I write therefore I am

I have been rather excited the last few days, because of the lists.  I don't know how I get to where I don't have them, but I love to make lists.  Partly because I am forgetful, and scatter-brained (which I blame on having a lot going on in my life) And partly because I guess I'm one of those people who likes to visualize that a task has been completed by crossing it off a list.  I was thinking about it at work this weekend.  I wrote out what I needed to do for the week (this week is particularly busy) and I had a nice sense of peace. 

The things that I have done at work to help me out with my career are all list related, and I like writing things out.  A lot.  Its the best way for me to pray.  It's really amazing that I didn't start this blog years ago.  I feel like there is something very permanent about writing.  Something I write on a page is as easier to destroy than me, but I know that one day not too many distant years from now I will end, and there is a possibility that the page will still be around.  I  know I am certainly not the first one to have this thought.  Possibly it occurs to every literate person.  But I feel like it has real value, and meaning for me.  Possibly even purpose. 
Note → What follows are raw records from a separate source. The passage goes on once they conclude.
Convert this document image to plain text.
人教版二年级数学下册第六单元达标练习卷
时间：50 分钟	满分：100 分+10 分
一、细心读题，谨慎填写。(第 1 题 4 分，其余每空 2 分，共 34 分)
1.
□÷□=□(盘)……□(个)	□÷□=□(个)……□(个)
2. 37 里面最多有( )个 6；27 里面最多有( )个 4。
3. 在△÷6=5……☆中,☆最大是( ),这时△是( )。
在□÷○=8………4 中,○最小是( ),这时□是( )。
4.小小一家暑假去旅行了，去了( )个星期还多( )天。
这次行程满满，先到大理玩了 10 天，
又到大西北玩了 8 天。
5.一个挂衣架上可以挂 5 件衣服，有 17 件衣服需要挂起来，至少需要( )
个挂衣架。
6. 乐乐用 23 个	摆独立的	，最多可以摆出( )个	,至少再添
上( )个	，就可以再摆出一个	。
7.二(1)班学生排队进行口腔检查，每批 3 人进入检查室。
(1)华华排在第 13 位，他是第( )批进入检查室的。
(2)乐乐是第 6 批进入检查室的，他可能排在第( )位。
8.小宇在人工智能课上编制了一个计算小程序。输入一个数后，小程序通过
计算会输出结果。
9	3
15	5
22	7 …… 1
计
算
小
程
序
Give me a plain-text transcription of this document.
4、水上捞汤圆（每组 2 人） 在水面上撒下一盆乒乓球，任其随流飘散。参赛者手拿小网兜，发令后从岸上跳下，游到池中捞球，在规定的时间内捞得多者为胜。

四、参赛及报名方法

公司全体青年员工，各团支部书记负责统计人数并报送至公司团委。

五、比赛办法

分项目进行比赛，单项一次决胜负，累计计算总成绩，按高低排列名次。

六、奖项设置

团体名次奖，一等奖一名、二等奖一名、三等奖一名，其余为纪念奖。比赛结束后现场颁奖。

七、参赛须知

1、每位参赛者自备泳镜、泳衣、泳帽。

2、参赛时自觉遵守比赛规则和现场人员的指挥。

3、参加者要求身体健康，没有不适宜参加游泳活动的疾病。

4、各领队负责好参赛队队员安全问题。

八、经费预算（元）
In high school you are told to just "be yourself, don't try to be like what you think others want you to be"  but most certainly a young person, and possibly an old person doesn't know "who I am" or what that even means.  But I think I have found out a piece of that.  I am a writer.



Duh.  If I write something I am a writer.  So far I have written nothing, and have nothing in my mind worthy of others attention.  But maybe someday.  The best ideas in my life lately have been the most obvious.  It was there all along -slap yourself in the forehead- sort of things.  But I think that is a good indicator that something is right and it already fits.  It just needed a voice. 

So I have my list now, and I am also able to cross a few things off the one I had already.  I talked with, and plan on meeting up soon with both my grandmothers.  Another reason I feel good is that I feel very organizational.  I keep looking at things and wishing I had the time to stop right there, and clean it out. Like with nesting, only not that much. 

So that going to bed early thing didn't work out for today, but I am going to try again tomorrow.  I think it could really help. 

St. Francis de Sales, who with your pen converted Christians, when other men and other methods had failed.  Be with me on my written journey, as I aim to glorify God, and communicate to my self, my savior, and others my humble thoughts most undeserving of your attention.  Help me to understand the Lord's role for me, and help me to grow closer to him- my ultimate goal.  Amen.